IN A DREAM YOU SAW A WAY TO SURVIVE AND YOU WERE FULL OF JOY

Pride is one of those things that it is hard for me to find words for. This year more than any other, especially. I've been to NYC Pride (and any Pride march, period) three times in my life: 2011, 2015, and 2016. In 2011 I went with two friends for a couple of hours — it was the year that marriage equality became New York State law — and I loved it but I didn't feel it. Last year I stumbled across the parade semi-accidentally while running errands. This year I went with purpose. My friend Sophie texted me a couple weeks ago and asked if I wanted to come with her. My work planned an afterparty with an open bar. The Orlando shooting happened.

49 of my family, killed in a nightclub. 49 people killed for who they loved, who they had sex with, who they danced with in the night. I have experienced homophobia before — ask me about my high school! — but never violence. Never personally. Never on this scale. And it hit me harder because although I have known for years I am bisexual, queer, whatever you want to call it, whatever I want to call it at the time, last fall was the first time I began dating another woman. Suddenly things shifted. What was theory became reality. We broke up in the spring, but while my relationship status shifted, my place in the wider world and community did not.

Then Orlando. I was numb all day. I logged out of Facebook. I checked Twitter, full of my LGBTQ friends, intermittently. My friends and I texted each other: I can't believe it. I can't cry. I don't think any of my fellow early-20s east coast friends were capable of conceiving of ourselves as able to die in the first place. Suddenly, the paradigm shift. You could probably call it privilege. And I don't mirror the people who died in Orlando exactly; I'm queer, but I'm white, and I have never needed to seek refuge and survival in a bar or a club.

That day I thought about Jenny Holzer. I first studied her work in AP Art History, attached to it like I was to my best friend, who enabled my coming out in the first place. Jenny Holzer, Barbara Kruger, Cindy Sherman — artists who guided my subconscious in how I experience and define the world. That day I absorbed Jenny Holzer's SURVIVAL truismsDANCE ON DOWN TO THE GOVERNMENT AND TELL THEM YOU’RE EAGER TO RULE BECAUSE YOU KNOW WHAT’S GOOD FOR YOU. TRUST VISIONS THAT DON’T FEATURE BUCKETS OF BLOOD. WHEN SOMEONE BEATS YOU WITH A FLASHLIGHT YOU MAKE LIGHT SHINE IN ALL DIRECTIONS. IT’S HARD TO KNOW IF YOU’RE CRAZY IF YOU FEEL YOU’RE IN DANGER ALL THE TIME NOW. YOU CAN’T REACH THE PEOPLE WHO CAN KILL YOU ANY TIME SO YOU HAVE TO GO HOME AND THINK ABOUT WHAT TO DO.

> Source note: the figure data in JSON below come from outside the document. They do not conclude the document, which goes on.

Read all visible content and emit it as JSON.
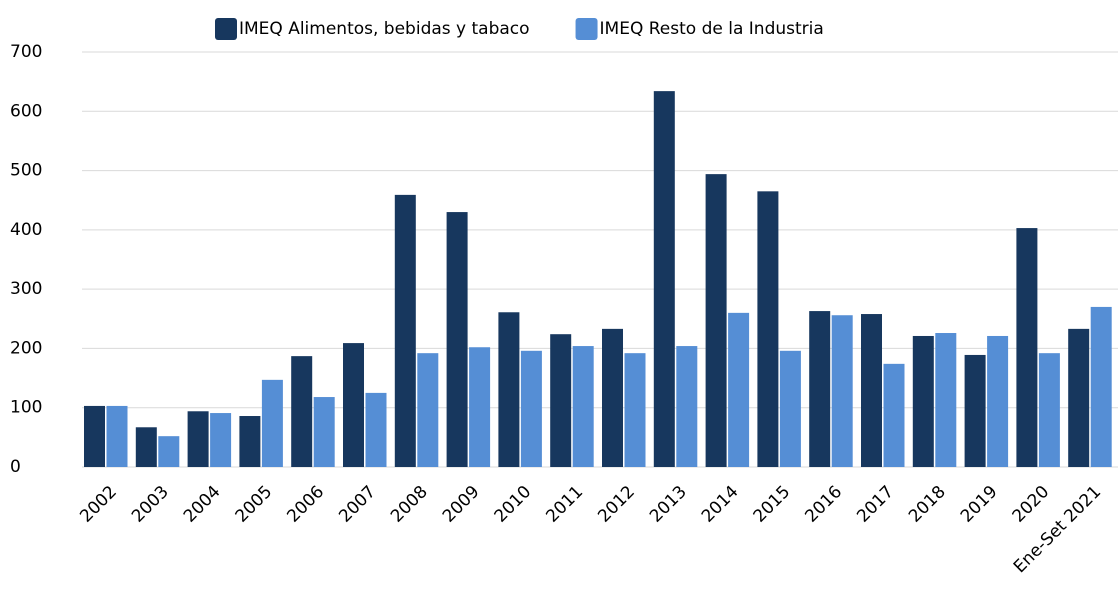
{
  "chart_data": {
    "type": "bar",
    "categories": [
      "2002",
      "2003",
      "2004",
      "2005",
      "2006",
      "2007",
      "2008",
      "2009",
      "2010",
      "2011",
      "2012",
      "2013",
      "2014",
      "2015",
      "2016",
      "2017",
      "2018",
      "2019",
      "2020",
      "Ene-Set 2021"
    ],
    "series": [
      {
        "name": "IMEQ Alimentos, bebidas y tabaco",
        "color": "#17375e",
        "values": [
          103,
          67,
          94,
          86,
          187,
          209,
          459,
          430,
          261,
          224,
          233,
          634,
          494,
          465,
          263,
          258,
          221,
          189,
          403,
          233
        ]
      },
      {
        "name": "IMEQ Resto de la Industria",
        "color": "#558ed5",
        "values": [
          103,
          52,
          91,
          147,
          118,
          125,
          192,
          202,
          196,
          204,
          192,
          204,
          260,
          196,
          256,
          174,
          226,
          221,
          192,
          270
        ]
      }
    ],
    "ylim": [
      0,
      700
    ],
    "yticks": [
      0,
      100,
      200,
      300,
      400,
      500,
      600,
      700
    ],
    "grid": true,
    "legend": "top"
  }
}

IN A DREAM YOU SAW A WAY TO SURVIVE AND YOU WERE FULL OF JOY

I nearly burst into tears so many times at Pride. Listening to Tegan and Sara. Seeing two women kiss. There was so much joy and there was so much sadness. We were, we are, mourning 49 people. It is hard for me to conceive of it.

But I saw a way to survive. I see it. I am surviving. I am full of sadness, and I am full of joy.